Now things get interesting. `Rational` has a single inner constructor
method which checks that both of `num` and `den` aren’t zero and
ensures that every rational is constructed in “lowest terms” with a
non-negative denominator. This is accomplished by dividing the given
numerator and denominator values by their greatest common divisor,
computed using the `gcd` function. Since `gcd` returns the greatest
common divisor of its arguments with sign matching the first argument
(`den` here), after this division the new value of `den` is
guaranteed to be non-negative. Because this is the only inner
constructor for `Rational`, we can be certain that `Rational`
objects are always constructed in this normalized form.

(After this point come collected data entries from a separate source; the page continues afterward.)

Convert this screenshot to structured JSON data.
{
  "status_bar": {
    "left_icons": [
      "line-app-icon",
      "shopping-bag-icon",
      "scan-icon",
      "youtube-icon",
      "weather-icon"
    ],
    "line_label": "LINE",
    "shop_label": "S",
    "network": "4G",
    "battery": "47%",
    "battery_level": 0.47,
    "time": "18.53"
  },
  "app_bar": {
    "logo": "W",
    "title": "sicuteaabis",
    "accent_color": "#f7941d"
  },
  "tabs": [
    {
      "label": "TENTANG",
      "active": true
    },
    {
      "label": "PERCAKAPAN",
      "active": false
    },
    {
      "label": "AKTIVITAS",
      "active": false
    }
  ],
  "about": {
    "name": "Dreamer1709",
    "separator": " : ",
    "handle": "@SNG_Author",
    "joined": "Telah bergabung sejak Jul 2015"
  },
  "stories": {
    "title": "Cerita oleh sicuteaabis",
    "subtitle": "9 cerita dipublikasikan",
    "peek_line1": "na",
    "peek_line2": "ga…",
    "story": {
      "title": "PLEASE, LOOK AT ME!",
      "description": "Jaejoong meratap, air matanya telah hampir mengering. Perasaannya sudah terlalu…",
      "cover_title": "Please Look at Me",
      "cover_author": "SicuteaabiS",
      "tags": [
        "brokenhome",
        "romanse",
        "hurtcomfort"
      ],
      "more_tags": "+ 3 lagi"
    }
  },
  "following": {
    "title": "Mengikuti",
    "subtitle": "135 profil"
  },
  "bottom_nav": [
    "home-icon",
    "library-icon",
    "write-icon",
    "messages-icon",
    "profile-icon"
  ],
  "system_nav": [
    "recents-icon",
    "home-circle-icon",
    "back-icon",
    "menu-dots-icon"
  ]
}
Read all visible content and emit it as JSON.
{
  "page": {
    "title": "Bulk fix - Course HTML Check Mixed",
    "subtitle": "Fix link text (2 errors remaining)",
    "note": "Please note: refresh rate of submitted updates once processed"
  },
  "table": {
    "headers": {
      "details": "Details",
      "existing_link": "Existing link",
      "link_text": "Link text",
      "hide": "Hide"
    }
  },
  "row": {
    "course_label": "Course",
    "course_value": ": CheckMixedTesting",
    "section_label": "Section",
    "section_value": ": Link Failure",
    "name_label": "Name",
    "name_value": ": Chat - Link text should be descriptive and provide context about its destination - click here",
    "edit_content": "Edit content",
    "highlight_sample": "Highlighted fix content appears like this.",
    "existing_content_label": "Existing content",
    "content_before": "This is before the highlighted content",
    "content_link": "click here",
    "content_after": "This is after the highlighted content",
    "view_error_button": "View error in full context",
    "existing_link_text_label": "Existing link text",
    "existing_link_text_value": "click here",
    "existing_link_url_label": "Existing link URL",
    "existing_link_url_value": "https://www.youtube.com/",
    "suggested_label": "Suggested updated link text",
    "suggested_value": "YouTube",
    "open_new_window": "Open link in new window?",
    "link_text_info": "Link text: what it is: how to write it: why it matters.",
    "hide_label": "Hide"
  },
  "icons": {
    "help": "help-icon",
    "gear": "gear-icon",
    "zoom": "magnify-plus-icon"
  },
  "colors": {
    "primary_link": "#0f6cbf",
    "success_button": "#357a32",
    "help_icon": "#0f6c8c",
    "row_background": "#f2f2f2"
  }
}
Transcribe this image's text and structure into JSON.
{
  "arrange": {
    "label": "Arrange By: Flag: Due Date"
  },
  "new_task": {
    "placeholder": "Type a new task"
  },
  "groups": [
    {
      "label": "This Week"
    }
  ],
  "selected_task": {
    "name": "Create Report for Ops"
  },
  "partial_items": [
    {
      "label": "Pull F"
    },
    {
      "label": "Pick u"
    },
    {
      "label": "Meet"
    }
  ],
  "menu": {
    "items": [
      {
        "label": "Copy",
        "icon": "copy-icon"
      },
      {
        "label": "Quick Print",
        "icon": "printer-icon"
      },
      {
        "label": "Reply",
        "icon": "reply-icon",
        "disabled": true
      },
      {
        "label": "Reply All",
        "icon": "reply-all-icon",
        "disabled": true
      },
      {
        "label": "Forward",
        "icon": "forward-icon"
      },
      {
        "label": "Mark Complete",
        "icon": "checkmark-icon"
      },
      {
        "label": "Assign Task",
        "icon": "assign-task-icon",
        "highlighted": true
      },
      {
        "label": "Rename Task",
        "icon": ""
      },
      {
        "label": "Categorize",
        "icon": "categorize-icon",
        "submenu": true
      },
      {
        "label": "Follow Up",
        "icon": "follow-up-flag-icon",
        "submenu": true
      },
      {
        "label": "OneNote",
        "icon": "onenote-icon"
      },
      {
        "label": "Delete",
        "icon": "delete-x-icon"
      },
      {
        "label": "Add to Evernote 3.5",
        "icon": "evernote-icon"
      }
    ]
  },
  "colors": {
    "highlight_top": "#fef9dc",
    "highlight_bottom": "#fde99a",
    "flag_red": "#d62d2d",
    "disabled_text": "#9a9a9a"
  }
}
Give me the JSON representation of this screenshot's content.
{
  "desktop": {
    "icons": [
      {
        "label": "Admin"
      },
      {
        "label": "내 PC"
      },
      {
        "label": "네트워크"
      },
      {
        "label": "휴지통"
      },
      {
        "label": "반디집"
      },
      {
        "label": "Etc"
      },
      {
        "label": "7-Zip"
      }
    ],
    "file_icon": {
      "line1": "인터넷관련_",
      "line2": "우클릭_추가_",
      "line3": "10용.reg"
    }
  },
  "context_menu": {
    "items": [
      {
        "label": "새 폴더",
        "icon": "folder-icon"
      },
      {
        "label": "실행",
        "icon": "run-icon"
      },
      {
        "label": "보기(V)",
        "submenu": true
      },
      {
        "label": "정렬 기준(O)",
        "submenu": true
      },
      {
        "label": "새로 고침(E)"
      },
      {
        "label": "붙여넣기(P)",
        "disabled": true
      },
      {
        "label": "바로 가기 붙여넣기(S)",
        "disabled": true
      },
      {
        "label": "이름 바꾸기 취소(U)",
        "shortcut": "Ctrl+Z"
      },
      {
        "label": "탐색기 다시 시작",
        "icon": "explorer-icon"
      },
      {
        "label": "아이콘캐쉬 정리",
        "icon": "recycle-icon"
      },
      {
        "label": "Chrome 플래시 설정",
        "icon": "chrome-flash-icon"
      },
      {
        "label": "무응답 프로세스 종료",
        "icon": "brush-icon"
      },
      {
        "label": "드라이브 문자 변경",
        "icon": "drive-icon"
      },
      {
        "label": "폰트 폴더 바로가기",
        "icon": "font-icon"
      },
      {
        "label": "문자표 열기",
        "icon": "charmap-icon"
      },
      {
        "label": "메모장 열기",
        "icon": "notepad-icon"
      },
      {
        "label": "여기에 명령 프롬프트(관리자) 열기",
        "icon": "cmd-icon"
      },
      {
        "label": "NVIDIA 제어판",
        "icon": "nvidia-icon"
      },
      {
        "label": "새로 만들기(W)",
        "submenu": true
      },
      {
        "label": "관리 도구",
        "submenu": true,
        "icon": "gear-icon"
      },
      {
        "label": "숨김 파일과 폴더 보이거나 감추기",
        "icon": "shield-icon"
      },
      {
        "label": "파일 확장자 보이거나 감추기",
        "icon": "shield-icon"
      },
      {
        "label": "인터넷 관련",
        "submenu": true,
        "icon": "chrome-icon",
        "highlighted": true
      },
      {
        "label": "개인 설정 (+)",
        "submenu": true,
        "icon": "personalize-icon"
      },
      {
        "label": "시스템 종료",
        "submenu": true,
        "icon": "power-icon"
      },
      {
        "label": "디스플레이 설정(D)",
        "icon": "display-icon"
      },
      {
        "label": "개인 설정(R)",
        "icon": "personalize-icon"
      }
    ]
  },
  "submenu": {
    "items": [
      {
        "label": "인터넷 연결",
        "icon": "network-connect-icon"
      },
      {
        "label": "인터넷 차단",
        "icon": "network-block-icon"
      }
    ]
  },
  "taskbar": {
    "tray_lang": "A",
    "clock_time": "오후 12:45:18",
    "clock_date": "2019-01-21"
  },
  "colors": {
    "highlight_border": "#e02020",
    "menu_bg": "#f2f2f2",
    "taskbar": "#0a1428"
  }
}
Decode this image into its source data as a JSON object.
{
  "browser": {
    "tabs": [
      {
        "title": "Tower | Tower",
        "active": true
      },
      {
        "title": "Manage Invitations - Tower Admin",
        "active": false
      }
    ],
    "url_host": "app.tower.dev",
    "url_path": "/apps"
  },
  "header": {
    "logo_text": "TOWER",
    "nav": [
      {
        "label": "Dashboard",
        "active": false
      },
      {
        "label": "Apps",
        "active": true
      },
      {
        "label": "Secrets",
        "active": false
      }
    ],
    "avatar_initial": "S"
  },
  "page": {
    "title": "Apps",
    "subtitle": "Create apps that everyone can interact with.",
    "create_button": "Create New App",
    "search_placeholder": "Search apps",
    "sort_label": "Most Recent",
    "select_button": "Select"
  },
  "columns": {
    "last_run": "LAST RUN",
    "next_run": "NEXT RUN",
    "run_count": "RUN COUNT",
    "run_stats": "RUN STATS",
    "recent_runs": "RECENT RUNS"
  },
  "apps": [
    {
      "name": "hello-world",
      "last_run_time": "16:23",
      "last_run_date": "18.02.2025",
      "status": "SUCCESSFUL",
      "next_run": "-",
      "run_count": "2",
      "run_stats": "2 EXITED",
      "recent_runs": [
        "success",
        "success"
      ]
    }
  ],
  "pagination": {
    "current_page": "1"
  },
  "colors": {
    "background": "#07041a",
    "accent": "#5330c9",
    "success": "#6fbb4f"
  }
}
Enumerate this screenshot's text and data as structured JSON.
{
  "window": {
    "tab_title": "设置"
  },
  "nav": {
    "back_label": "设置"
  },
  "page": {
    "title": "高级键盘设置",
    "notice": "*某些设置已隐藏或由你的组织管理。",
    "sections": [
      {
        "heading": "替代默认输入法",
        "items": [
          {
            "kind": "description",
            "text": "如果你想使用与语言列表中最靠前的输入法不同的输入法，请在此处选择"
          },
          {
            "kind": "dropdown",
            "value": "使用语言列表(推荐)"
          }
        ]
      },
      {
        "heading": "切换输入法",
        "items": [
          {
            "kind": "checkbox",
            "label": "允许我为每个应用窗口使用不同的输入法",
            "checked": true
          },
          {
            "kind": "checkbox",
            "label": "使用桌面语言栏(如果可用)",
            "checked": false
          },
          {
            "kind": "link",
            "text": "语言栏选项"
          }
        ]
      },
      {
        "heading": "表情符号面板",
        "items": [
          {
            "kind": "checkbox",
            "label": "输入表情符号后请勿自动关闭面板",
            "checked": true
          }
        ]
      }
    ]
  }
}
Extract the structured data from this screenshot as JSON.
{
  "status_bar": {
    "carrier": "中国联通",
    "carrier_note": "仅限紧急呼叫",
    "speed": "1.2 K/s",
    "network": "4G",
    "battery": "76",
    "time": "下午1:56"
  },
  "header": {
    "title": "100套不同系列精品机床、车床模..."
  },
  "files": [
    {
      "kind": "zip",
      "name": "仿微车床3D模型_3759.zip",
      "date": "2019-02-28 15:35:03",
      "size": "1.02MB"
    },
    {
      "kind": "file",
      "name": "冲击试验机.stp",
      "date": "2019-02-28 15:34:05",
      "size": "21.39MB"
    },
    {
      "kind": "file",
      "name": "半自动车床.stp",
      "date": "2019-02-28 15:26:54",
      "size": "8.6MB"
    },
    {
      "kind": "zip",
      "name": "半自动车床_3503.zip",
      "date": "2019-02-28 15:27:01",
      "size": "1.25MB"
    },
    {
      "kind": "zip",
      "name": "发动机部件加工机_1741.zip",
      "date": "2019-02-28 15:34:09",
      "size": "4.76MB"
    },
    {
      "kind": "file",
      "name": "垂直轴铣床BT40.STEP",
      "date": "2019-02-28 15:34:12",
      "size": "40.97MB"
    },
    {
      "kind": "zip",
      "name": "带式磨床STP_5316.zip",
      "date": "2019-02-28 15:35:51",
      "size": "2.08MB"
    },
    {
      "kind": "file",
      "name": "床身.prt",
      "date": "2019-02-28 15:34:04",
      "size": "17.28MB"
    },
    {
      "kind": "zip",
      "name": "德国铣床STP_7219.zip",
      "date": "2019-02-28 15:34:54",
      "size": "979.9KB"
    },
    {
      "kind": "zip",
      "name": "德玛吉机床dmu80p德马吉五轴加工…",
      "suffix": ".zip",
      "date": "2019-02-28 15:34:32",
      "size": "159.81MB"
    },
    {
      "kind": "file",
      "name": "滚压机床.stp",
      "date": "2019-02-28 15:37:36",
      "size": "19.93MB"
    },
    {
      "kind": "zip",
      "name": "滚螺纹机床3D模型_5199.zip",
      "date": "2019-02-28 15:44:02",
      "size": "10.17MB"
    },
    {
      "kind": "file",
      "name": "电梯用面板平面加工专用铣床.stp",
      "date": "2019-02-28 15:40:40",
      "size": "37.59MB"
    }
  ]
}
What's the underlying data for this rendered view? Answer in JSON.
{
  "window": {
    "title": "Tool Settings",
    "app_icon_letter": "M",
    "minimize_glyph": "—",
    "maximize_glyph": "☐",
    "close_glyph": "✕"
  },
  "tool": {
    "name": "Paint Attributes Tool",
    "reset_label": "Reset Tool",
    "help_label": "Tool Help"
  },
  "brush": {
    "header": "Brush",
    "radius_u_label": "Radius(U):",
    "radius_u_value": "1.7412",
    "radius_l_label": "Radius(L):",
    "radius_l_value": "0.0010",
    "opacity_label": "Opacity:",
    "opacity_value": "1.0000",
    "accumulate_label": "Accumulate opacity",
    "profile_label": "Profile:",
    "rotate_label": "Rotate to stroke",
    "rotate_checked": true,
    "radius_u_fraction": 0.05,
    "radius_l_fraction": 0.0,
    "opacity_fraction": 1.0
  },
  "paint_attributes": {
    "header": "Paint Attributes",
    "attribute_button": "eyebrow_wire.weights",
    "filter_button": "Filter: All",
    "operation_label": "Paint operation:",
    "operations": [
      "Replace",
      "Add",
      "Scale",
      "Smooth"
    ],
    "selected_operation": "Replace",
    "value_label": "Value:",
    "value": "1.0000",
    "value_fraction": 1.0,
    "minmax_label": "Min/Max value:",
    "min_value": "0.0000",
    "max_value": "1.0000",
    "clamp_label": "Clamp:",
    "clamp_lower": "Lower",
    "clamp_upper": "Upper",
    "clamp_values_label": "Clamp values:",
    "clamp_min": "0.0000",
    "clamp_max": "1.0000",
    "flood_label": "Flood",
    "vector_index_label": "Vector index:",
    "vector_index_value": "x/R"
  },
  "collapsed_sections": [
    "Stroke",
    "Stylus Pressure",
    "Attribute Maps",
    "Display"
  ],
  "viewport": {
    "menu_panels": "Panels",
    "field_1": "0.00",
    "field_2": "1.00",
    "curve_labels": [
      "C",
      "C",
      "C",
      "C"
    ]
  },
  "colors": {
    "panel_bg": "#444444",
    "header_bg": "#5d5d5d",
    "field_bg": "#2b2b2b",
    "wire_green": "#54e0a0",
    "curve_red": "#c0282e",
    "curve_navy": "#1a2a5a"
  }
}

`Rational` also provides several outer constructor methods for
convenience. The first is the “standard” general constructor that infers
the type parameter `T` from the type of the numerator and denominator
when they have the same type. The second applies when the given
numerator and denominator values have different types: it promotes them
to a common type and then delegates construction to the outer
constructor for arguments of matching type. The third outer constructor
turns integer values into rationals by supplying a value of `1` as the
denominator.

Following the outer constructor definitions, we have a number of methods
for the `//` operator, which provides a syntax for writing rationals.
Before these definitions, `//` is a completely undefined operator with
only syntax and no meaning. Afterwards, it behaves just as described in
*Rational Numbers*
— its entire behavior is defined in these few lines. The first and most
basic definition just makes `a//b` construct a `Rational` by
applying the `Rational` constructor to `a` and `b` when they are
integers. When one of the operands of `//` is already a rational
number, we construct a new rational for the resulting ratio slightly
differently; this behavior is actually identical to division of a
rational with an integer. Finally, applying `//` to complex integral
values creates an instance of `Complex{Rational}` — a complex number
whose real and imaginary parts are rationals:

```
julia> (1 + 2im)//(1 - 2im)
-3//5 + 4//5im
julia> typeof(ans)
ComplexPair{Rational{Int64}}
julia> ans <: Complex{Rational}
true
```

Thus, although the `//` operator usually returns an instance of
`Rational`, if either of its arguments are complex integers, it will
return an instance of `Complex{Rational}` instead. The interested
reader should consider perusing the rest of
rational.jl:
it is short, self-contained, and implements an entire basic Julia type
in just a little over a hundred lines of code.